Stated Age: 12 Years, with the oldest malts in the blend being aged for more than 30 years.
Strength: 43%
Price Paid: N/A - a birthday gift from my mum in 2016
Served: Neat in a Glencairn. No resting before drinking but enjoyed over about 20 minutes.
Nose: Sweet and fruity, like rich marmalade and plums. It smells full, warm, and round.
Palette: Spiced fruits, cloves, sweet honey, a ribbon of vanilla that I guess comes from the oak. A gentle, slow-motion eruption of flavour.
Finish: Long and lingering, candied apple and tannins gripping your gums (can you tell most of my tasting experience is in wine?)
I remember loving the flavours but feeling that this was quite a "sharp" dram. It seems that a decade of oxidisation and maceration in the bottle has worked some magic here and mellowed it out significantly. This is a beautifully rounded whisky now. It has absolutely no edge to it, just a gentle warming hug in the mouth. You almost wouldn't know it's got a percentage. There's a ton of sweetness in here, and the texture reminds me of an Old Fashioned that's been made with syrup rather than brown sugar. It's silky smooth in the mouth.
This is entirely unlike the sorts of whiskies I usually drink these days - I'm a peat fiend, generally - but it's one of the first whiskies I properly enjoyed when I was first getting into the stuff, and I'm delighted to say that it's still a very tasty dram. I'm really going to enjoy finishing off the bottle now that I've allowed myself to reopen it.
At this stage I have so little knowledge about what I'm drinking that I don't really know how different woods impact a whisky, but the presence of Mizunara here - which I understand is a fairly uncommon wood to use and is mostly found in Japanese whiskies, being a Japanese wood - makes me want to learn more about that specifically.

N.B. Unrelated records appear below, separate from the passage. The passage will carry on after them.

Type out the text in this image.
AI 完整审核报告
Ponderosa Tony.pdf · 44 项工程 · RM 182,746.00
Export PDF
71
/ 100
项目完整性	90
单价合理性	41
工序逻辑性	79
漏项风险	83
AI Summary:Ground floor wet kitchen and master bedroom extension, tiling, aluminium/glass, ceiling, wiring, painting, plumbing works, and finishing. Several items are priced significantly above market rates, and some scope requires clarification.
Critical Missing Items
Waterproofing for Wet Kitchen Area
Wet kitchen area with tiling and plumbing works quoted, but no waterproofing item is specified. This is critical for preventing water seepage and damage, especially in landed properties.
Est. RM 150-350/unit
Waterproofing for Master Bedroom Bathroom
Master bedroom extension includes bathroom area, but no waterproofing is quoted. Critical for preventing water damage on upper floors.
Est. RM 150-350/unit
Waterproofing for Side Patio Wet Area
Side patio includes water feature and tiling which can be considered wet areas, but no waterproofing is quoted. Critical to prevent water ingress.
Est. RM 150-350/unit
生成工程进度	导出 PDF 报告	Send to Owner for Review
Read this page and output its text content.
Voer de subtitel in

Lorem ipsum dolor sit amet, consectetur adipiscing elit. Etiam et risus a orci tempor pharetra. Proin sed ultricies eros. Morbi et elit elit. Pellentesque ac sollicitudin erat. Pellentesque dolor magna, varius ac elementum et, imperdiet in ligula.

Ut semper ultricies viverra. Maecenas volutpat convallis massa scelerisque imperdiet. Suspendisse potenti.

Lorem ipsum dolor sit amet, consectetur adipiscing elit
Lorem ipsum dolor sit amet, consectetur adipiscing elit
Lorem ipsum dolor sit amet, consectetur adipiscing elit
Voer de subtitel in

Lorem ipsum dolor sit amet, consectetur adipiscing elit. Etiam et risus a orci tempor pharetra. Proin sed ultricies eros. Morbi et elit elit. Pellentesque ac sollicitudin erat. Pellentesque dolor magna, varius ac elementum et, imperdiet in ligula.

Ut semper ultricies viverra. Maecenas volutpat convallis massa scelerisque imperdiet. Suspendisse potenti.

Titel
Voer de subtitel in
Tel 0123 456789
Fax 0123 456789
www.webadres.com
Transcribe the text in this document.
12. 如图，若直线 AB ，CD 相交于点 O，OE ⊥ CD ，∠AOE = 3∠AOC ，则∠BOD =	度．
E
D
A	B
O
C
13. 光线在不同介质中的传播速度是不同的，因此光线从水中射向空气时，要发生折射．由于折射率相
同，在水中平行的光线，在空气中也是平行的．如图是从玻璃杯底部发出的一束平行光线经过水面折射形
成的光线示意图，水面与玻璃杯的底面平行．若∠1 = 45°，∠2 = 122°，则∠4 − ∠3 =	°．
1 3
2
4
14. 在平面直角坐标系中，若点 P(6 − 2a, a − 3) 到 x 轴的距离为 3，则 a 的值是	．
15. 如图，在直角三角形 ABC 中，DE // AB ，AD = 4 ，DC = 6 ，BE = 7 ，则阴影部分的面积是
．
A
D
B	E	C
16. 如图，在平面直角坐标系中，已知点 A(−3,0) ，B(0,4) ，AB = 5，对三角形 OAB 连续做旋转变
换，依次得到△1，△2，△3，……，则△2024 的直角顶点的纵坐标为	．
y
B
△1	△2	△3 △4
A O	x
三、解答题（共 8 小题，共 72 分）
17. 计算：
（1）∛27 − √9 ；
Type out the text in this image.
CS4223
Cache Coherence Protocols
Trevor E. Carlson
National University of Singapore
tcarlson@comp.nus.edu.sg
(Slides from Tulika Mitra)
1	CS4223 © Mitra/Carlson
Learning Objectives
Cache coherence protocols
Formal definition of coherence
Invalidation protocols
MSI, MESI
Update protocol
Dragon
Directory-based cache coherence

Would I pay upwards of £500 for a bottle of this now when I know it was around £70 back when I was gifted it? Absolutely not. But at the time of writing this I've just read the news that Hibiki 12 is finally coming back to travel retail this year, and if the new version is anywhere near as good as this then I'll be ecstatic to see it return. Hopefully the 17 will also make a return, since I never got a chance to try it back in the day.
Which brings me to a score. I have a real hatred of rating scales that don't actually use the full scale, especially when anything under 50 basically means the same thing. At that point, why do you have 50 points there to play with?
So I guess if I'm going to review things I need to figure out how to score them, and I haven't done that yet. For the time being I'm just going to go with Yum, Yuck, or Meh, and this is very much a Yum. Maybe a Yum+.